Постановщиком праздника стал известный художник и не менее известный якобинец Жак-Луи Давид. Робеспьер, возглавивший торжества, в своей речи говорил о том, что этот день должен объединить всех французов. Это произвело впечатление даже на тех, кто не разделял его взгляды. Многие были введены в заблуждение относительно дальнейших намерений Неподкупного. Правда, принятый два дня спустя декрет о Великом терроре быстро рассеял возникшие было иллюзии.
Расширение террора, от которого не был застрахован ни один француз, было серьезнейшим просчетом Робеспьера и его единомышленников — Кутона и Сен-Жюста. С ослаблением внешней угрозы после побед революционных армий выявились глубокие разногласия в отношении экономической политики правительства Робеспьера, в особенности по вопросу о «всеобщем максимуме». Явные и скрытые противники Робеспьера в Конвенте, включая и многих монтаньяров, начали готовить смещение Неподкупного, который в это время обнаружил удивительную близорукость, а после триумфа на празднике Верховного Существа вообще впал в трудно объяснимую апатию. Несколько недель он не появлялся в Комитете общественного спасения и даже в Конвенте. Из летаргического состояния его не вывели даже две попытки покушения, предпринятые безработным Анри Ладмира и двадцатилетней парижанкой Сесиль Рено, вооруженной двумя ножами. Расследование показало, что это были террористы-одиночки. Разумеется, они были отправлены на гильотину.
26 июля (8 термидора по революционному календарю) Робеспьер неожиданно явился в Конвент и выступил с резкими обвинениями по адресу «врагов революции», не назвав, правда, их имен. Это прозвучало как явная угроза, побудив заговорщиков поспешить с переворотом.
Заговор объединил самые разные политические силы — от вчерашних «бешеных» и уцелевших эбертистов до дантонистов и представителей «болота». Оправданием для них стала идея «спасения Республики от тирана» и возвращение Конвенту его суверенных прав в управлении страной.
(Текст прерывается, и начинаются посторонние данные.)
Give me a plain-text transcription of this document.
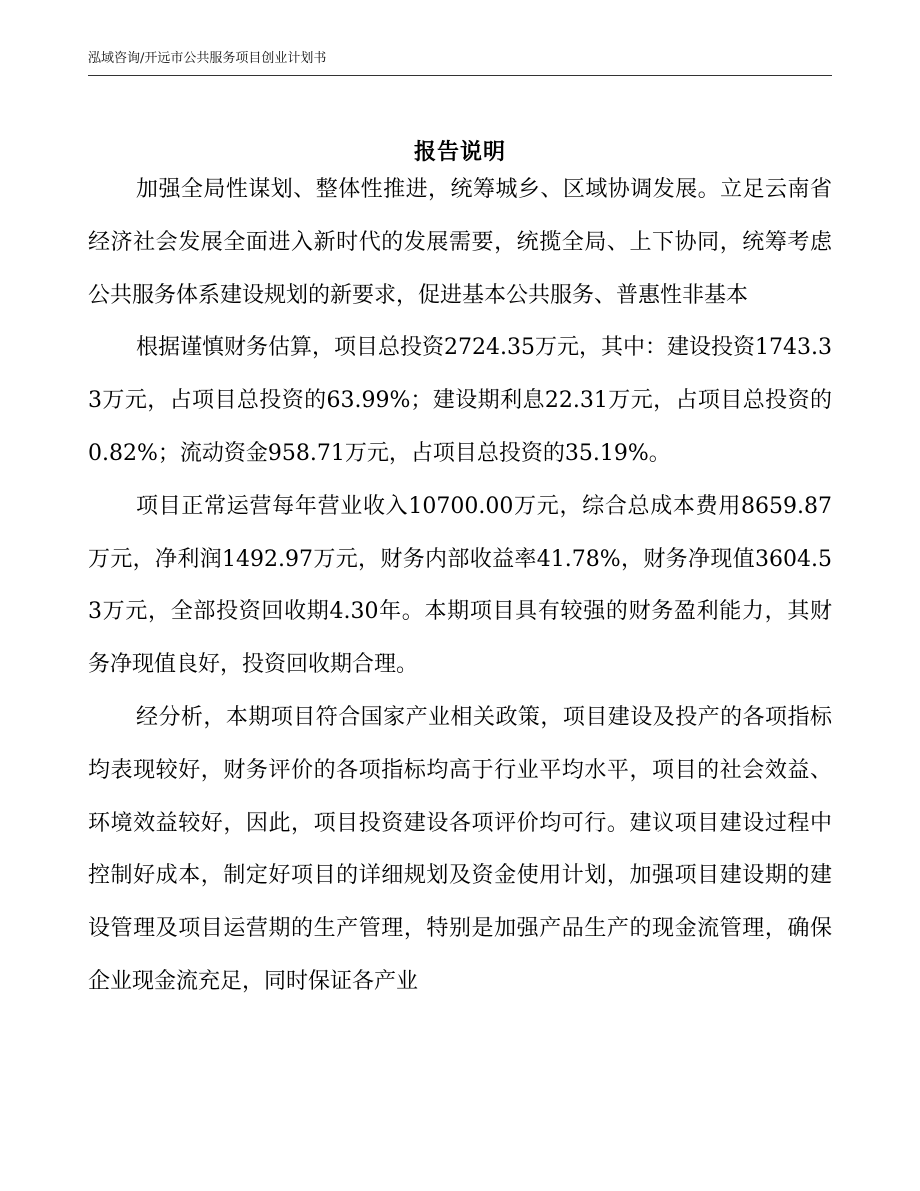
泓域咨询/开远市公共服务项目创业计划书
报告说明

加强全局性谋划、整体性推进，统筹城乡、区域协调发展。立足云南省经济社会发展全面进入新时代的发展需要，统揽全局、上下协同，统筹考虑公共服务体系建设规划的新要求，促进基本公共服务、普惠性非基本

根据谨慎财务估算，项目总投资2724.35万元，其中：建设投资1743.33万元，占项目总投资的63.99%；建设期利息22.31万元，占项目总投资的0.82%；流动资金958.71万元，占项目总投资的35.19%。

项目正常运营每年营业收入10700.00万元，综合总成本费用8659.87万元，净利润1492.97万元，财务内部收益率41.78%，财务净现值3604.53万元，全部投资回收期4.30年。本期项目具有较强的财务盈利能力，其财务净现值良好，投资回收期合理。

经分析，本期项目符合国家产业相关政策，项目建设及投产的各项指标均表现较好，财务评价的各项指标均高于行业平均水平，项目的社会效益、环境效益较好，因此，项目投资建设各项评价均可行。建议项目建设过程中控制好成本，制定好项目的详细规划及资金使用计划，加强项目建设期的建设管理及项目运营期的生产管理，特别是加强产品生产的现金流管理，确保企业现金流充足，同时保证各产业
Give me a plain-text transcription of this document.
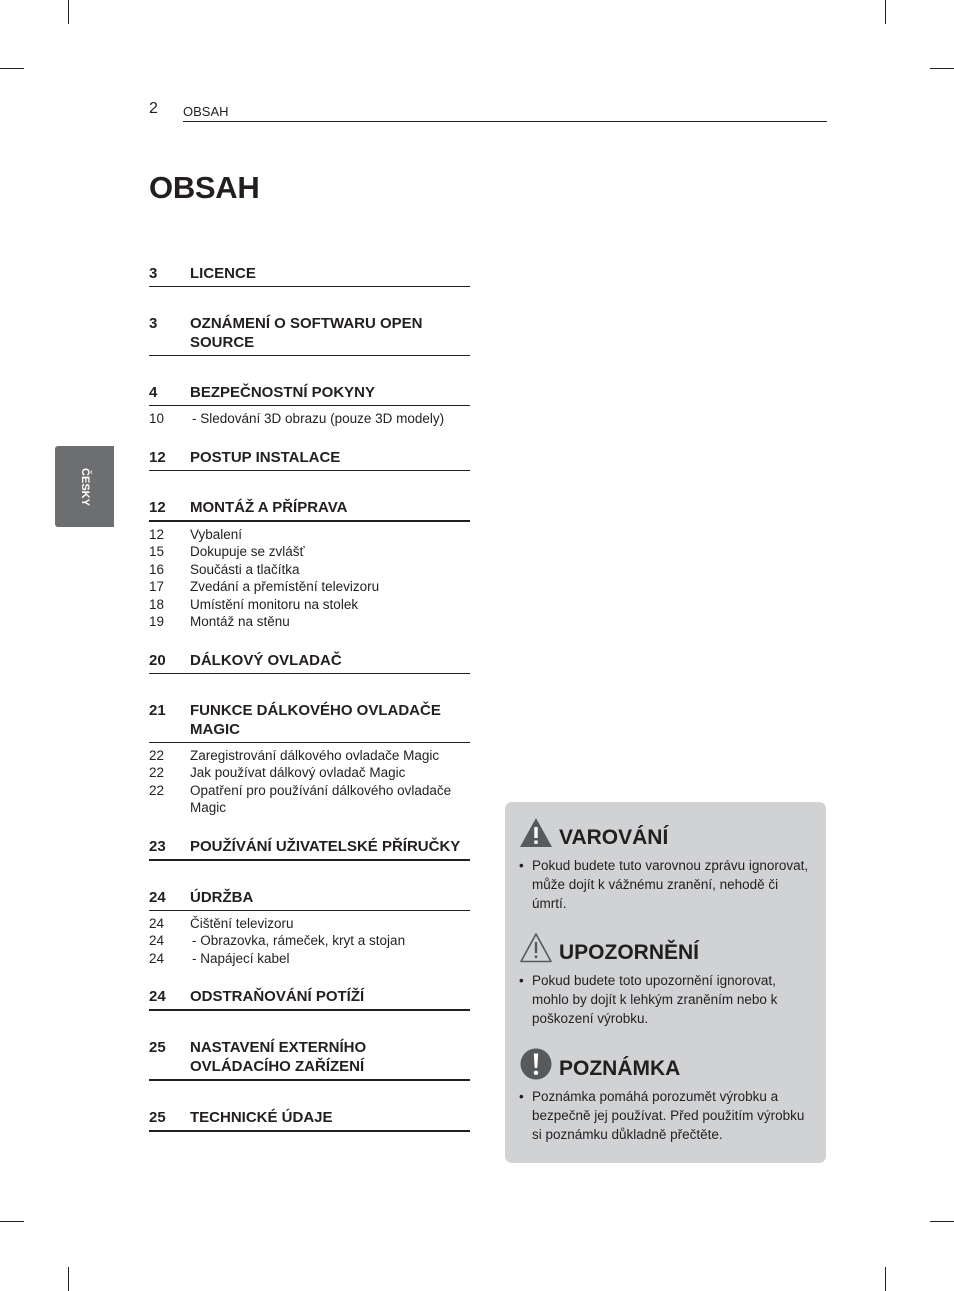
2 OBSAH
OBSAH
ČESKY
3	LICENCE
3	OZNÁMENÍ O SOFTWARU OPEN SOURCE
4	BEZPEČNOSTNÍ POKYNY
10	- Sledování 3D obrazu (pouze 3D modely)
12	POSTUP INSTALACE
12	MONTÁŽ A PŘÍPRAVA
12	Vybalení
15	Dokupuje se zvlášť
16	Součásti a tlačítka
17	Zvedání a přemístění televizoru
18	Umístění monitoru na stolek
19	Montáž na stěnu
20	DÁLKOVÝ OVLADAČ
21	FUNKCE DÁLKOVÉHO OVLADAČE MAGIC
22	Zaregistrování dálkového ovladače Magic
22	Jak používat dálkový ovladač Magic
22	Opatření pro používání dálkového ovladače Magic
23	POUŽÍVÁNÍ UŽIVATELSKÉ PŘÍRUČKY
24	ÚDRŽBA
24	Čištění televizoru
24	- Obrazovka, rámeček, kryt a stojan
24	- Napájecí kabel
24	ODSTRAŇOVÁNÍ POTÍŽÍ
25	NASTAVENÍ EXTERNÍHO OVLÁDACÍHO ZAŘÍZENÍ
25	TECHNICKÉ ÚDAJE
VAROVÁNÍ
• Pokud budete tuto varovnou zprávu ignorovat, může dojít k vážnému zranění, nehodě či úmrtí.
UPOZORNĚNÍ
• Pokud budete toto upozornění ignorovat, mohlo by dojít k lehkým zraněním nebo k poškození výrobku.
POZNÁMKA
• Poznámka pomáhá porozumět výrobku a bezpečně jej používat. Před použitím výrobku si poznámku důkladně přečtěte.
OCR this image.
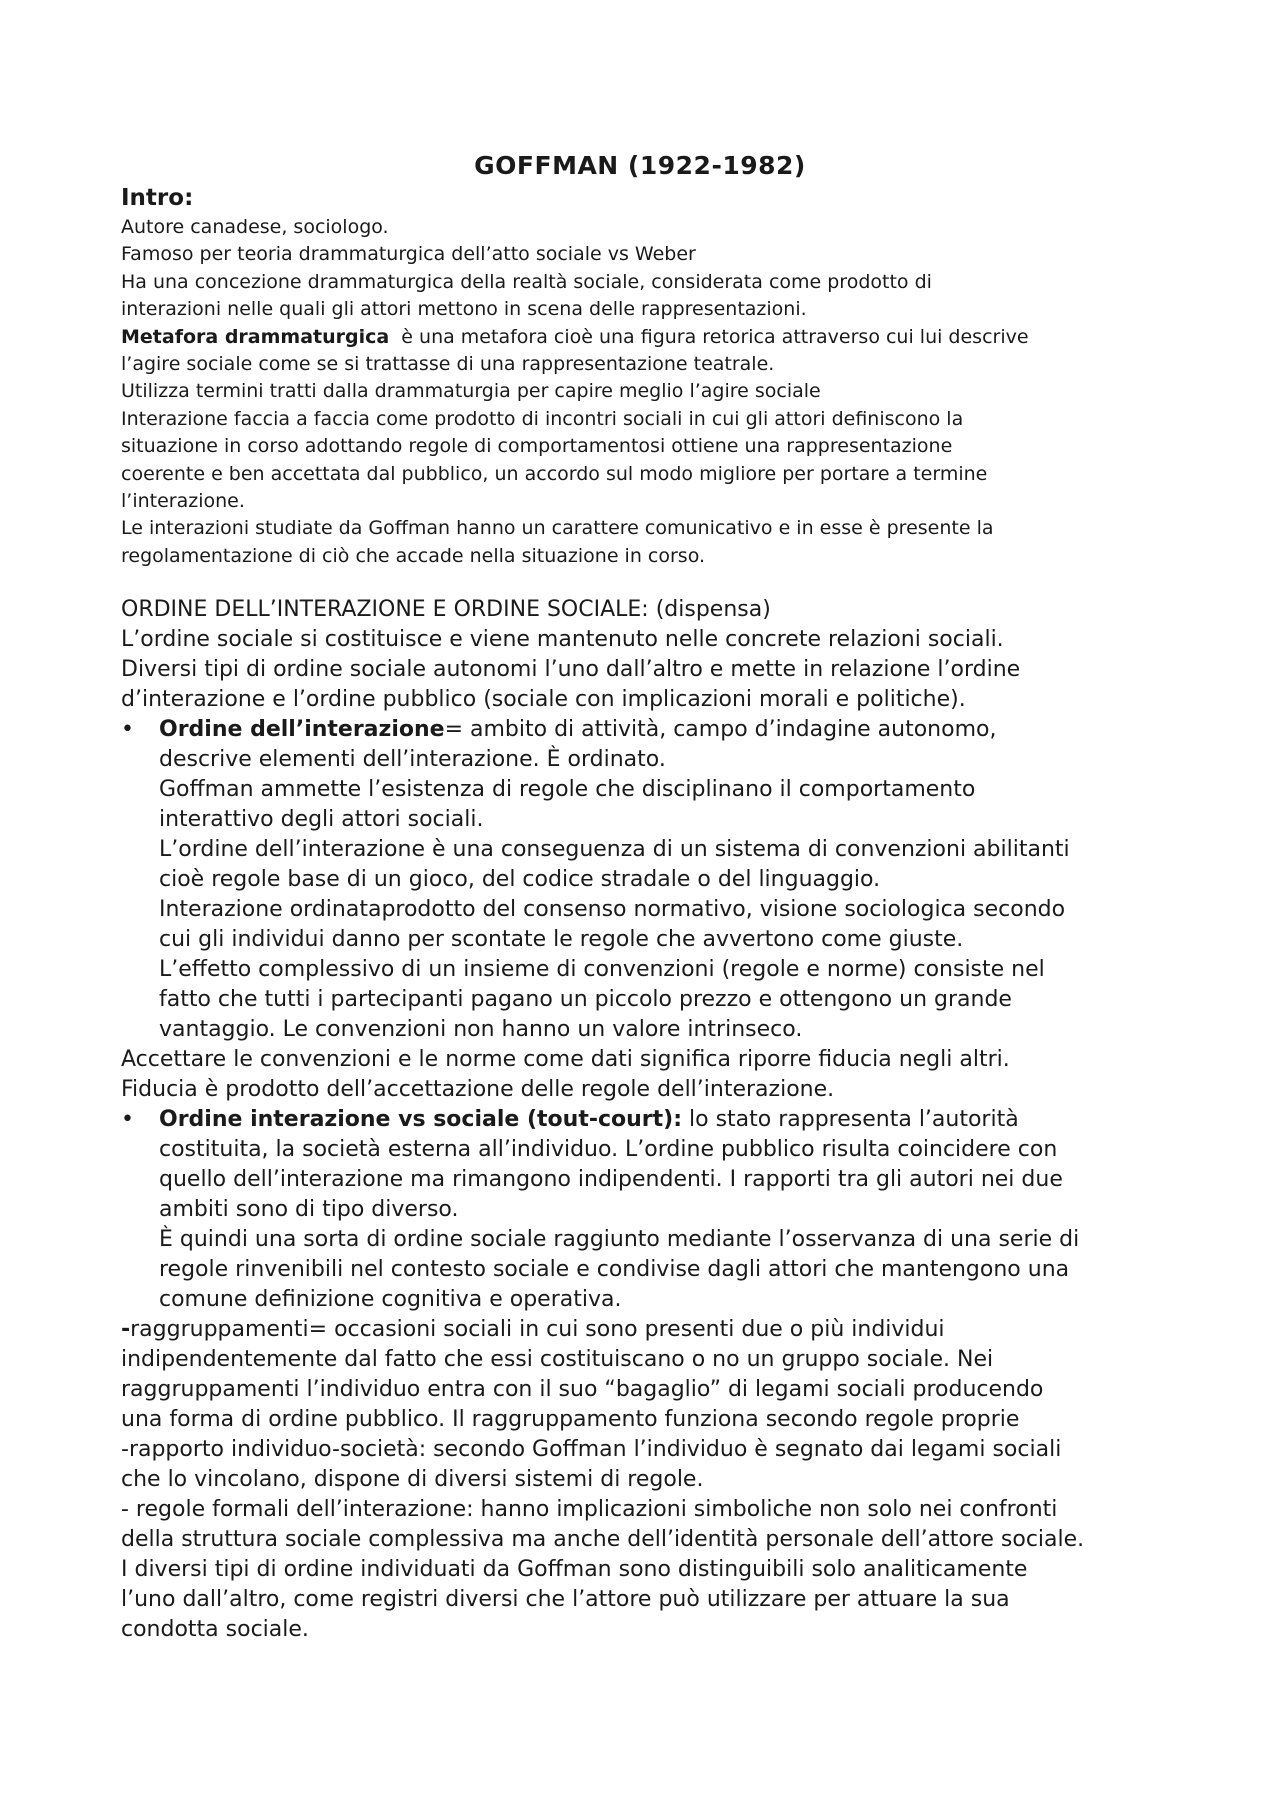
GOFFMAN (1922-1982)

Intro:

Autore canadese, sociologo.

Famoso per teoria drammaturgica dell’atto sociale vs Weber

Ha una concezione drammaturgica della realtà sociale, considerata come prodotto di

interazioni nelle quali gli attori mettono in scena delle rappresentazioni.

Metafora drammaturgica  è una metafora cioè una figura retorica attraverso cui lui descrive

l’agire sociale come se si trattasse di una rappresentazione teatrale.

Utilizza termini tratti dalla drammaturgia per capire meglio l’agire sociale

Interazione faccia a faccia come prodotto di incontri sociali in cui gli attori definiscono la

situazione in corso adottando regole di comportamentosi ottiene una rappresentazione

coerente e ben accettata dal pubblico, un accordo sul modo migliore per portare a termine

l’interazione.

Le interazioni studiate da Goffman hanno un carattere comunicativo e in esse è presente la

regolamentazione di ciò che accade nella situazione in corso.

ORDINE DELL’INTERAZIONE E ORDINE SOCIALE: (dispensa)

L’ordine sociale si costituisce e viene mantenuto nelle concrete relazioni sociali.

Diversi tipi di ordine sociale autonomi l’uno dall’altro e mette in relazione l’ordine

d’interazione e l’ordine pubblico (sociale con implicazioni morali e politiche).

• Ordine dell’interazione= ambito di attività, campo d’indagine autonomo,

descrive elementi dell’interazione. È ordinato.

Goffman ammette l’esistenza di regole che disciplinano il comportamento

interattivo degli attori sociali.

L’ordine dell’interazione è una conseguenza di un sistema di convenzioni abilitanti

cioè regole base di un gioco, del codice stradale o del linguaggio.

Interazione ordinataprodotto del consenso normativo, visione sociologica secondo

cui gli individui danno per scontate le regole che avvertono come giuste.

L’effetto complessivo di un insieme di convenzioni (regole e norme) consiste nel

fatto che tutti i partecipanti pagano un piccolo prezzo e ottengono un grande

vantaggio. Le convenzioni non hanno un valore intrinseco.

Accettare le convenzioni e le norme come dati significa riporre fiducia negli altri.

Fiducia è prodotto dell’accettazione delle regole dell’interazione.

• Ordine interazione vs sociale (tout-court): lo stato rappresenta l’autorità

costituita, la società esterna all’individuo. L’ordine pubblico risulta coincidere con

quello dell’interazione ma rimangono indipendenti. I rapporti tra gli autori nei due

ambiti sono di tipo diverso.

È quindi una sorta di ordine sociale raggiunto mediante l’osservanza di una serie di

regole rinvenibili nel contesto sociale e condivise dagli attori che mantengono una

comune definizione cognitiva e operativa.

-raggruppamenti= occasioni sociali in cui sono presenti due o più individui

indipendentemente dal fatto che essi costituiscano o no un gruppo sociale. Nei

raggruppamenti l’individuo entra con il suo “bagaglio” di legami sociali producendo

una forma di ordine pubblico. Il raggruppamento funziona secondo regole proprie

-rapporto individuo-società: secondo Goffman l’individuo è segnato dai legami sociali

che lo vincolano, dispone di diversi sistemi di regole.

- regole formali dell’interazione: hanno implicazioni simboliche non solo nei confronti

della struttura sociale complessiva ma anche dell’identità personale dell’attore sociale.

I diversi tipi di ordine individuati da Goffman sono distinguibili solo analiticamente

l’uno dall’altro, come registri diversi che l’attore può utilizzare per attuare la sua

condotta sociale.
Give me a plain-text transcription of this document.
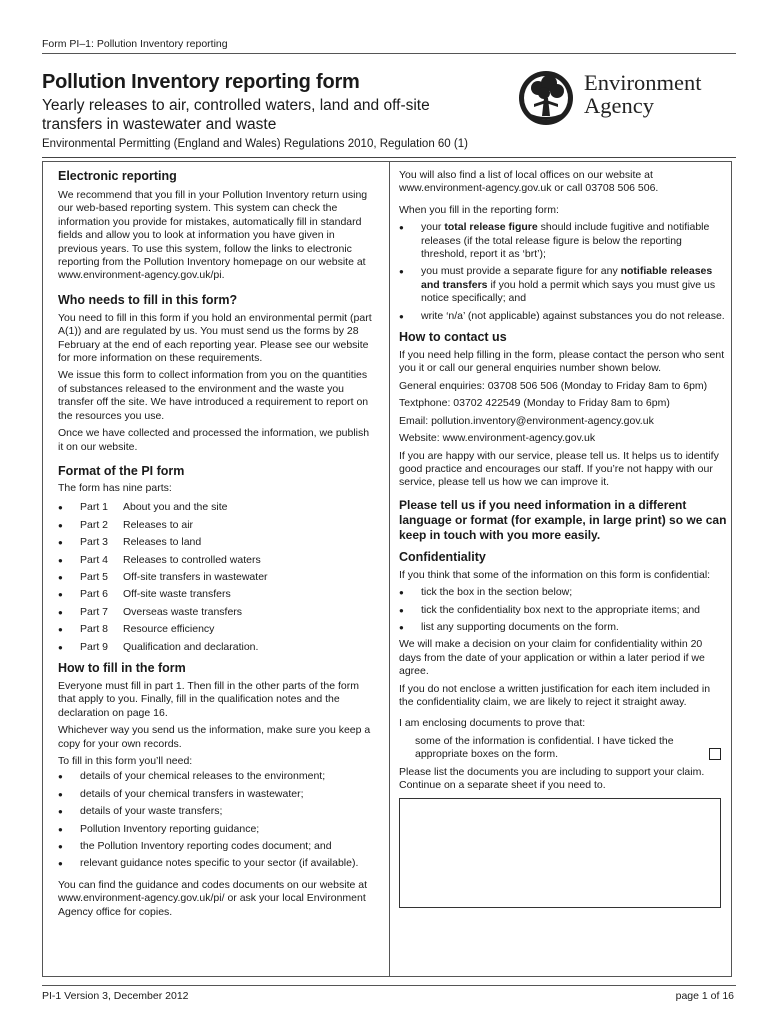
Form PI–1: Pollution Inventory reporting
Pollution Inventory reporting form
Yearly releases to air, controlled waters, land and off-site transfers in wastewater and waste
Environmental Permitting (England and Wales) Regulations 2010, Regulation 60 (1)
Environment
Agency
Electronic reporting

We recommend that you fill in your Pollution Inventory return using our web-based reporting system. This system can check the information you provide for mistakes, automatically fill in standard fields and allow you to look at information you have given in previous years. To use this system, follow the links to electronic reporting from the Pollution Inventory homepage on our website at www.environment-agency.gov.uk/pi.

Who needs to fill in this form?

You need to fill in this form if you hold an environmental permit (part A(1)) and are regulated by us. You must send us the forms by 28 February at the end of each reporting year. Please see our website for more information on these requirements.

We issue this form to collect information from you on the quantities of substances released to the environment and the waste you transfer off the site. We have introduced a requirement to report on the resources you use.

Once we have collected and processed the information, we publish it on our website.

Format of the PI form

The form has nine parts:

● Part 1 About you and the site
● Part 2 Releases to air
● Part 3 Releases to land
● Part 4 Releases to controlled waters
● Part 5 Off-site transfers in wastewater
● Part 6 Off-site waste transfers
● Part 7 Overseas waste transfers
● Part 8 Resource efficiency
● Part 9 Qualification and declaration.
How to fill in the form

Everyone must fill in part 1. Then fill in the other parts of the form that apply to you. Finally, fill in the qualification notes and the declaration on page 16.

Whichever way you send us the information, make sure you keep a copy for your own records.

To fill in this form you’ll need:

● details of your chemical releases to the environment;
● details of your chemical transfers in wastewater;
● details of your waste transfers;
● Pollution Inventory reporting guidance;
● the Pollution Inventory reporting codes document; and
● relevant guidance notes specific to your sector (if available).

You can find the guidance and codes documents on our website at www.environment-agency.gov.uk/pi/ or ask your local Environment Agency office for copies.

You will also find a list of local offices on our website at www.environment-agency.gov.uk or call 03708 506 506.

When you fill in the reporting form:

● your total release figure should include fugitive and notifiable releases (if the total release figure is below the reporting threshold, report it as ‘brt’);
● you must provide a separate figure for any notifiable releases and transfers if you hold a permit which says you must give us notice specifically; and
● write ‘n/a’ (not applicable) against substances you do not release.
How to contact us

If you need help filling in the form, please contact the person who sent you it or call our general enquiries number shown below.

General enquiries: 03708 506 506 (Monday to Friday 8am to 6pm)

Textphone: 03702 422549 (Monday to Friday 8am to 6pm)

Email: pollution.inventory@environment-agency.gov.uk

Website: www.environment-agency.gov.uk

If you are happy with our service, please tell us. It helps us to identify good practice and encourages our staff. If you’re not happy with our service, please tell us how we can improve it.

Please tell us if you need information in a different language or format (for example, in large print) so we can keep in touch with you more easily.
Confidentiality

If you think that some of the information on this form is confidential:

● tick the box in the section below;
● tick the confidentiality box next to the appropriate items; and
● list any supporting documents on the form.

We will make a decision on your claim for confidentiality within 20 days from the date of your application or within a later period if we agree.

If you do not enclose a written justification for each item included in the confidentiality claim, we are likely to reject it straight away.

I am enclosing documents to prove that:

some of the information is confidential. I have ticked the appropriate boxes on the form.

Please list the documents you are including to support your claim. Continue on a separate sheet if you need to.

PI-1 Version 3, December 2012	page 1 of 16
На завершающей стадии подготовки заговора кто-то распространил по городу провокационный слух: Робеспьер намеревается освободить из-под ареста в Консьержери пятнадцатилетнюю Марию-Терезию Шарлотту, дочь казненного Людовика XVI, чтобы (!) жениться на ней. Очевидная нелепость подобного слуха тем не менее на многих произвела впечатление. Против Неподкупного, превратившегося в «тирана», его противники умело обратили и бредовые заявления сумасшедшей старухи Катрин Тео, которая еще в середине июня объявила себя Девой Марией, а Робеспьера — своим сыном. Парижане хорошо помнили недавнее торжество на Марсовом поле, где Робеспьер публично поклонялся Верховному Существу. Уж не возомнил ли он себя сыном Творца? И не манипулирует ли сам Неподкупный безумной Катрин Тео?.. Все это не могло не настораживать «благоразумных» граждан, втайне мечтавших избавиться от «тирана».
27 июля (9 термидора) депутаты-заговорщики устроили в Конвенте обструкцию Робеспьеру и Сен-Жюсту, не дав им выступить с трибуны. Самые невероятные, зачастую взаимоисключающие обвинения посыпались на них как из рога изобилия. Эта словесная вакханалия могла бы продолжаться еще неопределенно долго, если бы один из депутатов (Луше), ничем себя прежде не проявивший, не предложил немедленно арестовать весь «триумвират» — Робеспьера, Сен-Жюста и Кутона.
Под крики «Vive la République!» депутаты единогласно проголосовали за это предложение. Перед лицом столь редкого единодушия Робеспьер мрачно произнес: «Республика погибла. Настало царство разбойников». Робеспьер-младший заявил, что желает разделить участь старшего брата, после чего оба они были арестованы.
Казалось, что заговор успешно завершился. Но пока еще это было не так. Когда Робеспьера доставили в тюрьму Люксембург, ее опешивший начальник с испугу отказался его принять. Неподкупный и его брат поспешили этим воспользоваться и укрылись в Ратуше. Однако, оказавшись в безопасности, Робеспьер почему-то ничего не предпринял для организации сопротивления мятежникам. Он продолжал бездействовать, вызывая удивление своих сторонников.
Тем временем известие о событиях в Конвенте быстро распространилось по Парижу, вызвав всеобщее смятение. Коммуна и мэрия призвали парижан к восстанию. Термидорианский Конвент, со своей стороны, разослал директивы о соблюдении порядка и вызвал Национальную гвардию для своей защиты. Национальные гвардейцы были обескуражены арестом своего командира, генерала Анрио, и назначением нового — Поля Барраса, члена Конвента. Они еще не знали, что их новый командующий — активный участник заговора. Именно его решимость и определила конечную победу термидорианцев.